Apply the same rule to any endpoint where absence is a valid answer — a tree-walk for path discovery, a sub-resource fetch, etc.:

async def get_subtree(self, root: str) -> dict:
    resp = await self._http.get(f"{self.base_url}/api/.../{root}")
    if resp.status_code == 404:
        return {}            # nothing published there yet — empty, not broken
    resp.raise_for_status()
    return resp.json()

There’s a quiet bonus: a present-but-null value (e.g. course while stationary, which the API returns as null) and an absent path (404) now surface as the same shape — value=None. The agent gets one consistent “unavailable” concept to reason about, instead of one path that returns null and another that throws.

Why it matters / gotchas

This generalizes past SignalK to any agent/MCP tool sitting over an HTTP API where “absent” is a legitimate result. The pattern is always the same:

Distinguish “absent” from “broken” at the HTTP boundary. 404 (and often an empty 200) means the data isn’t there — an answer, not a failure. 5xx, connection refused, and timeouts mean the system is broken — those are failures, and the breaker should see them. Collapsing the two with a blanket raise_for_status() is the root mistake.
Circuit breakers amplify a mislabeled error into cascading tool loss. A breaker is a multiplier: misclassify one normal response as a failure and the breaker turns a handful of them into every subsequent call failing for a cooldown window. The blast radius of “404 raises” is not one bad read — it’s all the good reads behind it.
Agents guess; assume bursts of “not found.” Any model driving a path- or ID-addressed API will probe wrong keys, especially smaller local models. Don’t treat that as pathological — treat absence as a first-class, non-failing result so guessing is cheap.
Don’t blunt the breaker to paper over this. Raising the threshold or retrying 404s both make the breaker worse at its actual job (catching real outages) while only delaying the false trip. Fix the classification, not the breaker.
It looks like an upstream crash but isn’t. When the breaker opens client-side, the upstream’s access log just goes quiet — the later requests never leave the agent. Check the runtime’s failure counter before you go debugging a server that’s perfectly healthy.
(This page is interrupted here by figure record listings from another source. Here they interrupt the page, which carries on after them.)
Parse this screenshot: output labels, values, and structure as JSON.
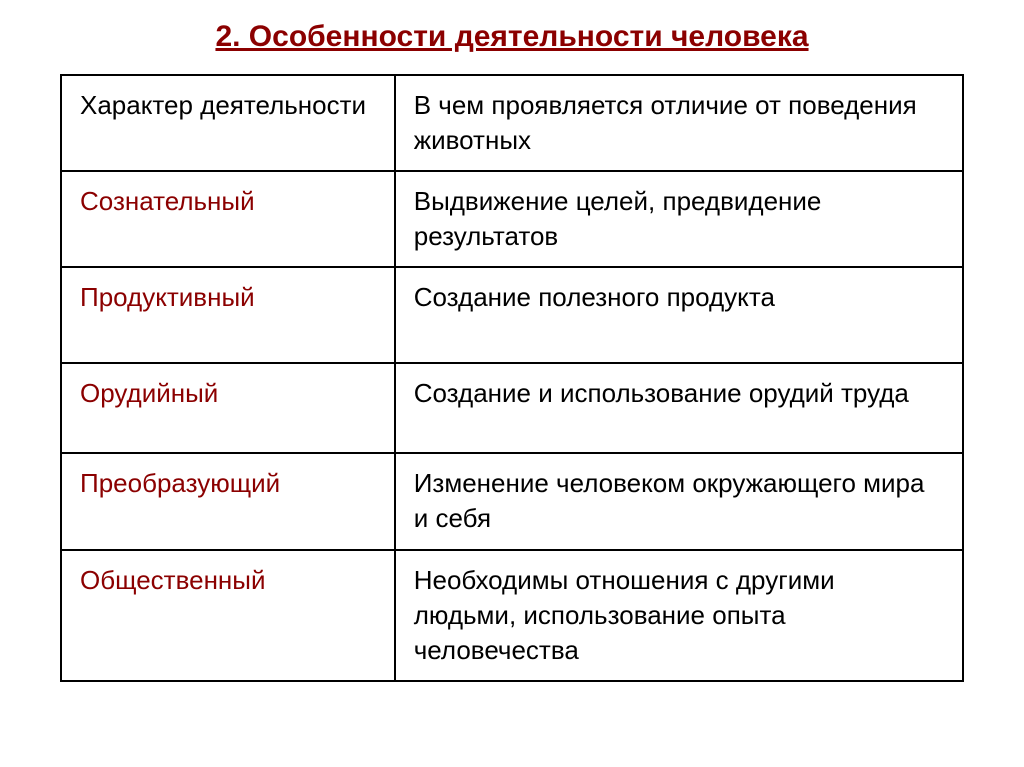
{
  "title": "2. Особенности деятельности человека",
  "table": {
    "header": {
      "left": "Характер деятельности",
      "right": "В чем проявляется отличие от поведения животных"
    },
    "rows": [
      {
        "left": "Сознательный",
        "right": "Выдвижение целей, предвидение результатов"
      },
      {
        "left": "Продуктивный",
        "right": "Создание полезного продукта"
      },
      {
        "left": "Орудийный",
        "right": "Создание и использование орудий труда"
      },
      {
        "left": "Преобразующий",
        "right": "Изменение человеком окружающего мира и себя"
      },
      {
        "left": "Общественный",
        "right": "Необходимы отношения с другими людьми, использование опыта человечества"
      }
    ]
  },
  "colors": {
    "title_color": "#8b0000",
    "category_color": "#8b0000",
    "text_color": "#000000",
    "border_color": "#000000",
    "background": "#ffffff"
  },
  "typography": {
    "title_fontsize": 30,
    "cell_fontsize": 26,
    "font_family": "Arial"
  },
  "layout": {
    "column_widths": [
      "37%",
      "63%"
    ],
    "border_width": 2
  }
}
The one-line test for whether a status code should raise: would a healthy system, correctly used, ever return this? For 404-on-a-missing-resource, the answer is yes — so it must not raise.

Close

This came out of building the AI ops layer for an all-electric charter catamaran — a local LLM driving MCP tools over a SignalK marine-data server. The tool that wraps SignalK is open source, 404-handling and all: github.com/sailingnaturali/signalk-mcp.